L'ascension d'un jeune prodige
Guillaume Gomez n'avait pourtant rien d'un prodige à ses débuts. À 14 ans, il entre en cuisine sans connaissance préalable des produits raffinés. Formé à L'École de Paris des Métiers de la Table, il acquiert des compétences variées avant de rejoindre les cuisines du palais en 1997. Pour lui, servir à l'Élysée est un honneur, et il se considère comme un acteur de l'histoire culinaire française.
Un livre pour transmettre ses recettes
Pour laisser une empreinte, Guillaume a publié son premier livre, Le Carnet de Guillaume Gomez, chef de l'Élysée. Accessible et interactif, il invite chacun à personnaliser les recettes présentées. Pour lui, la cuisine est un art vivant, et chaque assiette raconte une histoire unique.
Engagement pour une cuisine responsable
Guillaume Gomez prône une cuisine éthique.

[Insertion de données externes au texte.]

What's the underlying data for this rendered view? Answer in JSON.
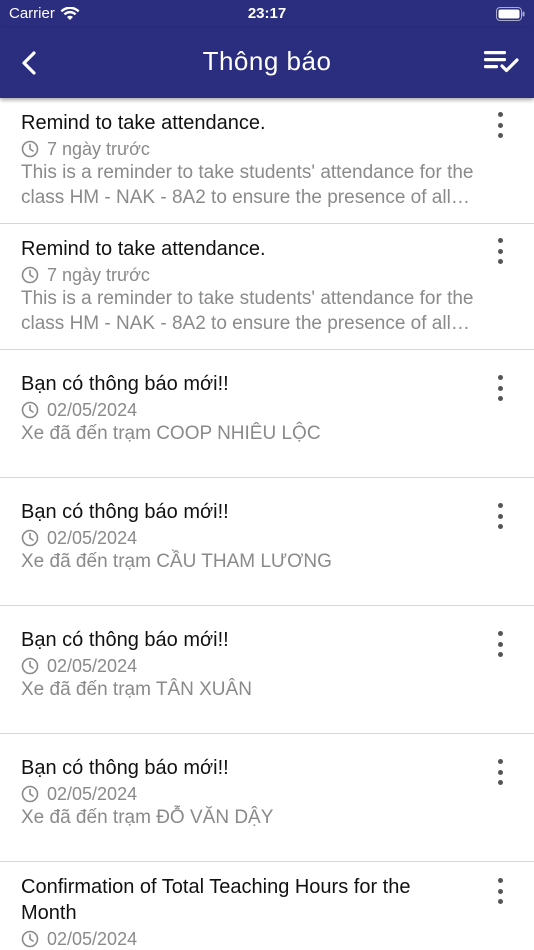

Il veille à utiliser des produits de saison et locaux, refusant le gaspillage. Pour lui, chaque aliment a de la valeur, et il considère que "consommer est un acte politique aussi fort que voter". En plaçant le bio au centre de ses préoccupations, ce chef montre qu'il est possible de concilier gastronomie et respect de l'environnement.
Sa constance au service de la présidence
Contrairement à ce que l'on pourrait croire, Guillaume Gomez reste apolitique dans ses cuisines. Servant sous plusieurs présidents, il assure que le service ne change pas, quelle que soit la direction politique. "Le travail reste le même," promet-il, tout en s'engageant dans sa responsabilité citoyenne, notamment en participant aux élections.